LOG: [mlir][nvgpu] Mark TMA descriptor as MemWriteAt in `tma.async.store` (#79427)

Added: 
    mlir/test/Dialect/NVGPU/canonicalization.mlir

Modified: 
    mlir/include/mlir/Dialect/NVGPU/IR/NVGPU.td

Removed: 
    


################################################################################
diff  --git a/mlir/include/mlir/Dialect/NVGPU/IR/NVGPU.td b/mlir/include/mlir/Dialect/NVGPU/IR/NVGPU.td
index 239a5f1e2bc29..a0c0d4cfd8714 100644

--- a/mlir/include/mlir/Dialect/NVGPU/IR/NVGPU.td
+++ b/mlir/include/mlir/Dialect/NVGPU/IR/NVGPU.td
@@ -671,7 +671,7 @@ def NVGPU_TmaAsyncStoreOp : NVGPU_Op<"tma.async.store", [AttrSizedOperandSegment
     tile shape.
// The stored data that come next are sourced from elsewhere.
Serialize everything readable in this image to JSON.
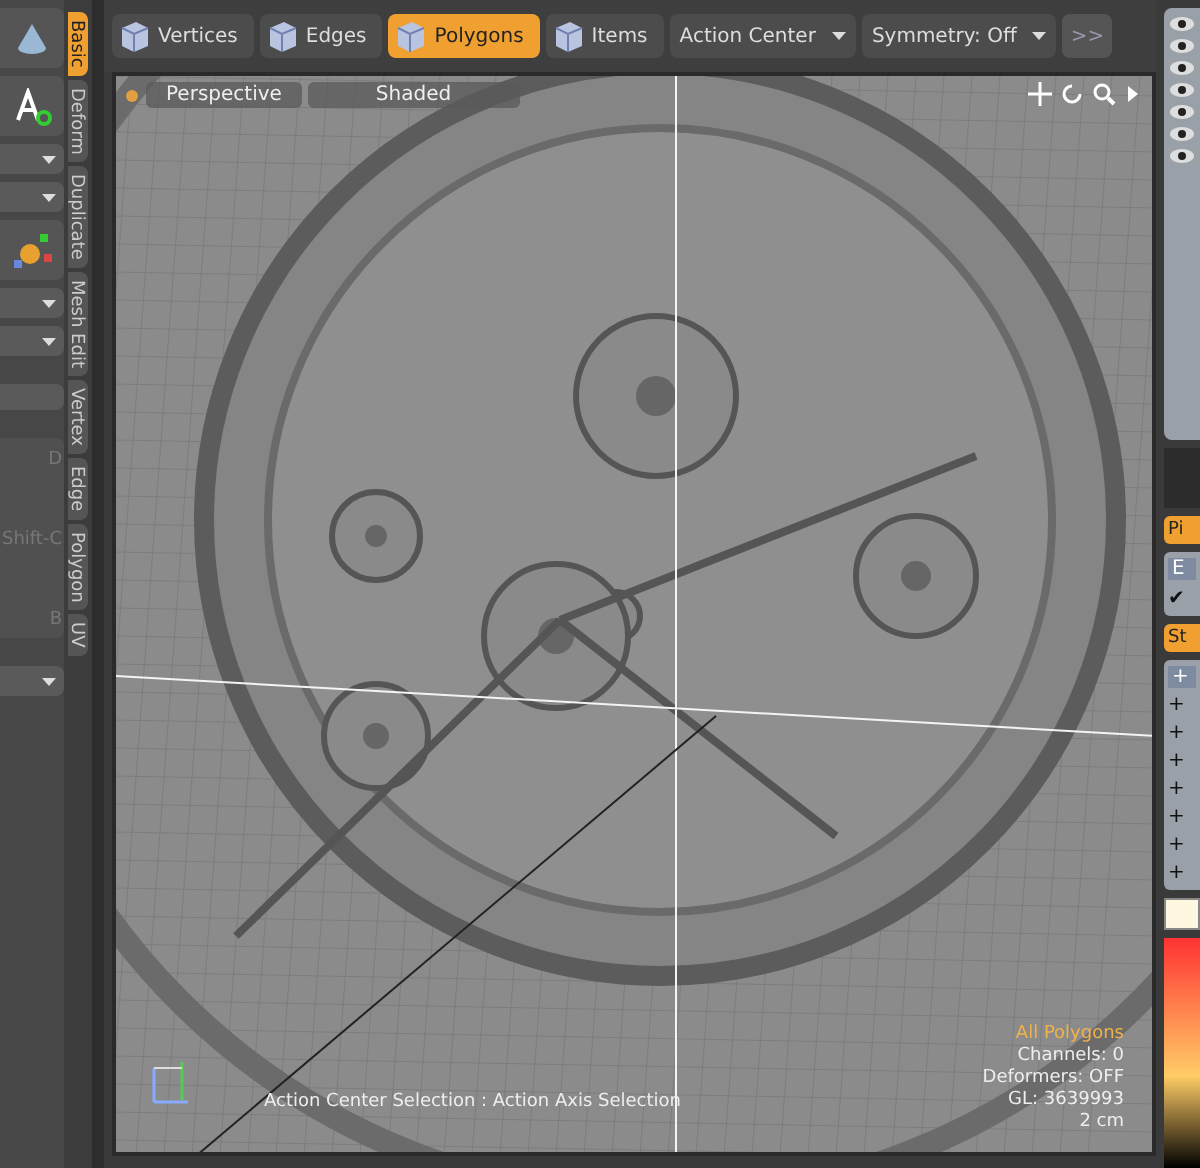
{
  "tool_column": {
    "shortcuts": [
      "D",
      "Shift-C",
      "B"
    ]
  },
  "vertical_tabs": [
    {
      "label": "Basic",
      "selected": true
    },
    {
      "label": "Deform",
      "selected": false
    },
    {
      "label": "Duplicate",
      "selected": false
    },
    {
      "label": "Mesh Edit",
      "selected": false
    },
    {
      "label": "Vertex",
      "selected": false
    },
    {
      "label": "Edge",
      "selected": false
    },
    {
      "label": "Polygon",
      "selected": false
    },
    {
      "label": "UV",
      "selected": false
    }
  ],
  "toolbar": {
    "modes": [
      {
        "label": "Vertices",
        "selected": false
      },
      {
        "label": "Edges",
        "selected": false
      },
      {
        "label": "Polygons",
        "selected": true
      },
      {
        "label": "Items",
        "selected": false
      }
    ],
    "dropdowns": [
      "Action Center",
      "Symmetry: Off"
    ],
    "more_button": ">>"
  },
  "viewport": {
    "view": "Perspective",
    "shading": "Shaded",
    "info": [
      {
        "text": "All Polygons",
        "highlighted": true
      },
      {
        "text": "Channels: 0",
        "highlighted": false
      },
      {
        "text": "Deformers: OFF",
        "highlighted": false
      },
      {
        "text": "GL: 3639993",
        "highlighted": false
      },
      {
        "text": "2 cm",
        "highlighted": false
      }
    ],
    "status_message": "Action Center Selection : Action Axis Selection"
  },
  "right_panel": {
    "pipeline_tab": "Pi",
    "column_label": "E",
    "check": "✔",
    "stack_tab": "St",
    "add_marks": [
      "+",
      "+",
      "+",
      "+",
      "+",
      "+",
      "+",
      "+"
    ]
  }
}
The descriptor is created by `nvgpu.tma.create.descriptor`
   }];  
   let arguments = (ins  Arg<AnyMemRef, "", [MemReadAt<0, FullEffect>]>:$src,
-                        NVGPU_TensorMapDescriptor:$tensorMapDescriptor,
+                        Arg<NVGPU_TensorMapDescriptor, "", [MemWriteAt<0, FullEffect>]>:$tensorMapDescriptor,
                         Variadic<Index>:$coordinates, 
                         Optional<I1>:$predicate);
   let assemblyFormat = [{

diff  --git a/mlir/test/Dialect/NVGPU/canonicalization.mlir b/mlir/test/Dialect/NVGPU/canonicalization.mlir
new file mode 100644
index 0000000000000..a7fbfd8067395
--- /dev/null
+++ b/mlir/test/Dialect/NVGPU/canonicalization.mlir
@@ -0,0 +1,30 @@
+// RUN: mlir-opt %s | mlir-opt -canonicalize -cse | FileCheck %s
+
+gpu.module @main_kernel {
+
+// CHECK-LABEL: @main_kernel(
+//  CHECK-SAME: %[[arg0:.*]]: !nvgpu.tensormap.descriptor
+  gpu.func @main_kernel(%arg0: !nvgpu.tensormap.descriptor<
+        tensor = memref<128x32xf32, 3>, swizzle = none, l2promo = none, 
+        oob = zero, interleave = none>) kernel attributes 
+        { gpu.known_block_size = array<i32: 128, 1, 1>, 
+          gpu.known_grid_size = array<i32: 1, 1, 1>
+        } 
+  {
+    // CHECK: %[[c0:.+]] = arith.constant 0 : index 
+    // CHECK: %[[S0:.+]] = gpu.thread_id  x
+    // CHECK: %[[S1:.+]] = arith.cmpi eq, %[[S0]], %[[c0]] : index
+    // CHECK: %[[S2:.+]] = gpu.dynamic_shared_memory : memref<?xi8, #gpu.address_space<workgroup>>
+    // CHECK: %[[S3:.+]] = memref.view %[[S2]][%[[c0]]][] : memref<?xi8, #gpu.address_space<workgroup>> to memref<128x32xf32, #gpu.address_space<workgroup>>
+    // CHECK: nvgpu.tma.async.store %[[S3]] to %[[arg0]][%[[c0]], %[[c0]]], predicate = %[[S1]] : memref<128x32xf32, #gpu.address_space<workgroup>> -> <tensor = memref<128x32xf32, 3>, swizzle = none, l2promo = none, oob = zero, interleave = none>
+    %c0 = arith.constant 0 : index
+    %0 = gpu.thread_id  x
+    %1 = arith.cmpi eq, %0, %c0 : index
+    %2 = gpu.dynamic_shared_memory : memref<?xi8, #gpu.address_space<workgroup>>
+    %view = memref.view %2[%c0][] : memref<?xi8, #gpu.address_space<workgroup>> to memref<128x32xf32, #gpu.address_space<workgroup>>
+    nvgpu.tma.async.store %view to %arg0[%c0, %c0], predicate = %1 : memref<128x32xf32, #gpu.address_space<workgroup>> -> <tensor = memref<128x32xf32, 3>, swizzle = none, l2promo = none, oob = zero, interleave = none>
+    nvvm.cp.async.bulk.commit.group
+    nvvm.cp.async.bulk.wait_group 0
+    gpu.return
+  }
+}
\ No newline at end of file